In English as impeccable as her grooming, she welcomed me to Korea and congratulated me on my intelligence for having been born in the US. Did I have a religion? Would I like one? As a Jehovah’s Witness, she would be delighted to share hers. Also, would I wait one moment while she got some magazines from her car? I could choose one for free—it was, she assured me, a prestigious, international publication. There were two choices, both printed on cheap, flimsy paper. Did I want to read about the end of the world or immigration? I took immigration, declined to give my phone number, and moved on.
Walking down the same road the next day, I had another encounter. This one came in the form of a middle-aged couple walking arm-in-arm. This is unusual in Korea, especially among the older generation. Generally, it’s only appropriate to hold hands with people of your own gender. As we passed, the woman realized I was a foreigner and dragged the man to a halt. She wanted to talk, and though her English was far less polished than my other acquaintance it was far more energetic. “What is your name? Are you English teacher? Where are you from? Hello. It’s nice to meet you. Where in America live? Have a nice day. Halleluiah! You like apples? You like Korea? I like English!”

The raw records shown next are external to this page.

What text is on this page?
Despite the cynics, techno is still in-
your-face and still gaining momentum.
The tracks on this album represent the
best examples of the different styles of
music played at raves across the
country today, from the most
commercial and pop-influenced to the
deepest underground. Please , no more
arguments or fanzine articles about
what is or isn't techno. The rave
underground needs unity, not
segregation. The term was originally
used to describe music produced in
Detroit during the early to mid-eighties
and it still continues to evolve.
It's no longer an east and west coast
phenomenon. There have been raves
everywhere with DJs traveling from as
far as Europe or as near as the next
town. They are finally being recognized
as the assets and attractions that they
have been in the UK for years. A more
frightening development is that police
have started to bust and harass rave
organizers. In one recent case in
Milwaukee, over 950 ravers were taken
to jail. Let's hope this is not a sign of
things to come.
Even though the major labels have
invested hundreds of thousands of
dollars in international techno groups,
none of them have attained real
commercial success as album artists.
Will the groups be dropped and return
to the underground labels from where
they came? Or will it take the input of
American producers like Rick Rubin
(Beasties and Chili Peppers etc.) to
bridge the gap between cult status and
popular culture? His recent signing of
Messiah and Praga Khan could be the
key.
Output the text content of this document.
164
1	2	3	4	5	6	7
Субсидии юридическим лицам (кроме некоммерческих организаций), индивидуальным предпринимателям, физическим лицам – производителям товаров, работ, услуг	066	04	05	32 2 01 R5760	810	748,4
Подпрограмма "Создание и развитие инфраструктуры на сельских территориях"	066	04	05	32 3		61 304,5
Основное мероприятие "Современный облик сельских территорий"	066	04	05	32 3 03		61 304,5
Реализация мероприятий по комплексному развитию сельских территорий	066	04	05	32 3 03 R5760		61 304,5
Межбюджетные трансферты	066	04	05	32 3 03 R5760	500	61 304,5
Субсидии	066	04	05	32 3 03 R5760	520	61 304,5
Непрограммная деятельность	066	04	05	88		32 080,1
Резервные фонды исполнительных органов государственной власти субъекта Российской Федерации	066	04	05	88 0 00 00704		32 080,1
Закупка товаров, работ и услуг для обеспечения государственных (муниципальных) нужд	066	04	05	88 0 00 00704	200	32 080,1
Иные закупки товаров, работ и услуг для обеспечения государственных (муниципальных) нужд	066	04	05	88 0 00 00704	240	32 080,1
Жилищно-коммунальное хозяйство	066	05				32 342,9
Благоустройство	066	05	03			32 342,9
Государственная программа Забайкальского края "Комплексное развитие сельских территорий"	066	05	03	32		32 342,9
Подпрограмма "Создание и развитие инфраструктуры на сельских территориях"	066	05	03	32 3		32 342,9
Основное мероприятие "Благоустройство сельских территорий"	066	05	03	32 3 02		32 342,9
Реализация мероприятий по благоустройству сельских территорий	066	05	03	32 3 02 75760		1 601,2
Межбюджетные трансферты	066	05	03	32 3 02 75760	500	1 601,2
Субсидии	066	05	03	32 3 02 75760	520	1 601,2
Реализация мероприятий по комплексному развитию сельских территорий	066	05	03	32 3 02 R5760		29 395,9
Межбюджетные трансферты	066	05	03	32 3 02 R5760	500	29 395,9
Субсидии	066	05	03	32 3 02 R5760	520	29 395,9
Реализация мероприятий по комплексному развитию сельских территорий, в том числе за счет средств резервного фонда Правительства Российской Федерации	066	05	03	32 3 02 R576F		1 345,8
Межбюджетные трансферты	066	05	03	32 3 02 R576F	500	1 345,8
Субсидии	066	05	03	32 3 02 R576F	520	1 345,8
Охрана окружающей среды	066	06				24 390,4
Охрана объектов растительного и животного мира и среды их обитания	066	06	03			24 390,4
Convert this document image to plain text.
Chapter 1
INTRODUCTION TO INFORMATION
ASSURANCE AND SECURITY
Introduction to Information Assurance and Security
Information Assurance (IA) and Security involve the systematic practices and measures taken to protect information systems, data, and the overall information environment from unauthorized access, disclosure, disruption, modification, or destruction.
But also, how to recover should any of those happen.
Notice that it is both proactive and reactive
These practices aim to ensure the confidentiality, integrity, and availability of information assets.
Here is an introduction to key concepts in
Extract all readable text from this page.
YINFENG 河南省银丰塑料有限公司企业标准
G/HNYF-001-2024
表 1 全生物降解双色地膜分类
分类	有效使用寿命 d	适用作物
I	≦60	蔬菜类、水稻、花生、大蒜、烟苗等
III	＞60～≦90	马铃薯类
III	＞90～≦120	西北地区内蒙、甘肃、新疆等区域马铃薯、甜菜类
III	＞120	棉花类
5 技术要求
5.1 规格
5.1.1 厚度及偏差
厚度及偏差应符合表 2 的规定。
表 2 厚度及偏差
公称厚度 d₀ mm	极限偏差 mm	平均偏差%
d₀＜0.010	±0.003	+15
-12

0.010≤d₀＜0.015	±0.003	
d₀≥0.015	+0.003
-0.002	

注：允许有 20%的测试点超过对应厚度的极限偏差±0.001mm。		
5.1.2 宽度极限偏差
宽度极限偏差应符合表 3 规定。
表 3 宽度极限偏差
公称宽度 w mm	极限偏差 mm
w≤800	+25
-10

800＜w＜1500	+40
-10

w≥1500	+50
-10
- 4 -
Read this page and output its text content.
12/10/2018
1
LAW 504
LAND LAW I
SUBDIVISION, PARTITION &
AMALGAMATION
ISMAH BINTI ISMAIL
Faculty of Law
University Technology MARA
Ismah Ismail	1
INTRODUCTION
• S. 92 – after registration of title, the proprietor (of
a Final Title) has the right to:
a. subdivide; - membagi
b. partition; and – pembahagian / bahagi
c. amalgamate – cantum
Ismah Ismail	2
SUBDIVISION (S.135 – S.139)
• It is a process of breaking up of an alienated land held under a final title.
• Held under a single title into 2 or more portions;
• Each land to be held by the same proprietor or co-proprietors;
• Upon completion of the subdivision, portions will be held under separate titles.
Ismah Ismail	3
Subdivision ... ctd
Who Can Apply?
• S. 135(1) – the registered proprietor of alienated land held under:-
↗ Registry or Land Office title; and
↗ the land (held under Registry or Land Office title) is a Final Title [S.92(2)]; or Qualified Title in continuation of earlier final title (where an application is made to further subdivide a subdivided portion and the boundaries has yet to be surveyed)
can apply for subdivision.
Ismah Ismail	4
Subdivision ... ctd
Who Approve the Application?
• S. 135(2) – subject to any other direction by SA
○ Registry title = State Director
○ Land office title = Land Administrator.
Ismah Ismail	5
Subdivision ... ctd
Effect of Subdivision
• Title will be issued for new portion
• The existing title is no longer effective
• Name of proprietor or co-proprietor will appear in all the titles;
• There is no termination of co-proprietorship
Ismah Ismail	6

Every time we exchanged goodbyes, she suddenly remembered another question she wanted to ask. I went through every Korean sentence in my repertoire, and soon was deep in my English/mime routine. The man just stood silently to one side as though frozen in place. He was blind, the woman explained. They had been out walking together since eight that morning.
“That’s six hours!” I exclaimed, more or less in Korean. “Why are you walking so much?”
“Because we like it!” she exclaimed in English. She then dug into her backpack and pulled two apples and a red bean cake from her stock of provisions. Pressing them into my mittened hands, she wished me a nice day once again. Then she took her companion firmly by the arm and led him off along the narrow sidewalk. She turned back twice to waive.